Nächst der Gesundheit verdient der Charakter der Amme ganz besondere Berücksichtigung. Eine leichtsinnige, böswillige,
unordentliche Amme kann dem Säugling einerseits den größten materiellen Schaden bringen, andererseits
aber auch, besonders in den spätern Monaten, seine innere Entwicklung durch Angewöhnung von Unarten schädigen. Dagegen ist
die Meinung, daß der Säugling mit der Milch zugleich den Charakter der in sich aufnehme, durchaus unbegründet. Da eine
Amme, die schon früher einmal geboren hat, sich auf das Stillungsgeschäft und auf die Kindespflege
besser versteht als eine solche, die zum erstenmal Mutter geworden, so wählt man lieber erstere als letztere.

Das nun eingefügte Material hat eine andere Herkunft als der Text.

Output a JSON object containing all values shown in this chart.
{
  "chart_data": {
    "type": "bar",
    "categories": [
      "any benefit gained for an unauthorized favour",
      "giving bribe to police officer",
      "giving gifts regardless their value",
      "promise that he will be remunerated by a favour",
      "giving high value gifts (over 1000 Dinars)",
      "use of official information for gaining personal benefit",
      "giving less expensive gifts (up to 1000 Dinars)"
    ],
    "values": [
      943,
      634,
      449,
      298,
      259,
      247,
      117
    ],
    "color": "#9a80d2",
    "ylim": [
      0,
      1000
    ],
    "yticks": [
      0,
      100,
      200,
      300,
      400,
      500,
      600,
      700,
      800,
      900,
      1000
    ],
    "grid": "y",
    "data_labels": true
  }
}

Eine Amme unter 20 und eine solche über 35 Jahre sind nicht zu empfehlen, erstere wegen ihrer
Unerfahrenheit, letztere
wegen der meist mangelhaften Beschaffenheit der Milch; bei eintretendem Monatsfluß ist es rätlich, die
Amme zu wechseln oder das Kind zu entwöhnen. Den Amme, vorzüglich den an derbe Kost und thätiges Leben gewöhnten Landammen,
welche man ihrer kräftigern Gesundheit wegen den Städterinnen mit Recht vorzieht, kann leicht eine schroffe Veränderung
der Lebensweise schädlich werden.
Dazu kommt noch, besonders wenn sie nicht rücksichtsvoll behandelt werden, leicht eine Gemütsverstimmung
infolge von Heimweh, Sorge um das eigene Kindu. dgl. Man gewöhne also die Amme langsam an die veränderte Kost
und wähle für sie einfache, aber kräftige Speisen. Man weise ihr hinreichende, aber nicht schwere Beschäftigung zu und
lasse sie auch bei rauhem Wetter
[* 5] die frische Luft genießen. Man nehme ferner Anteil an ihren persönlichen
Verhältnissen und behandle sie zwar streng, aber doch in milder Form. (Weiteres s. Säugling.)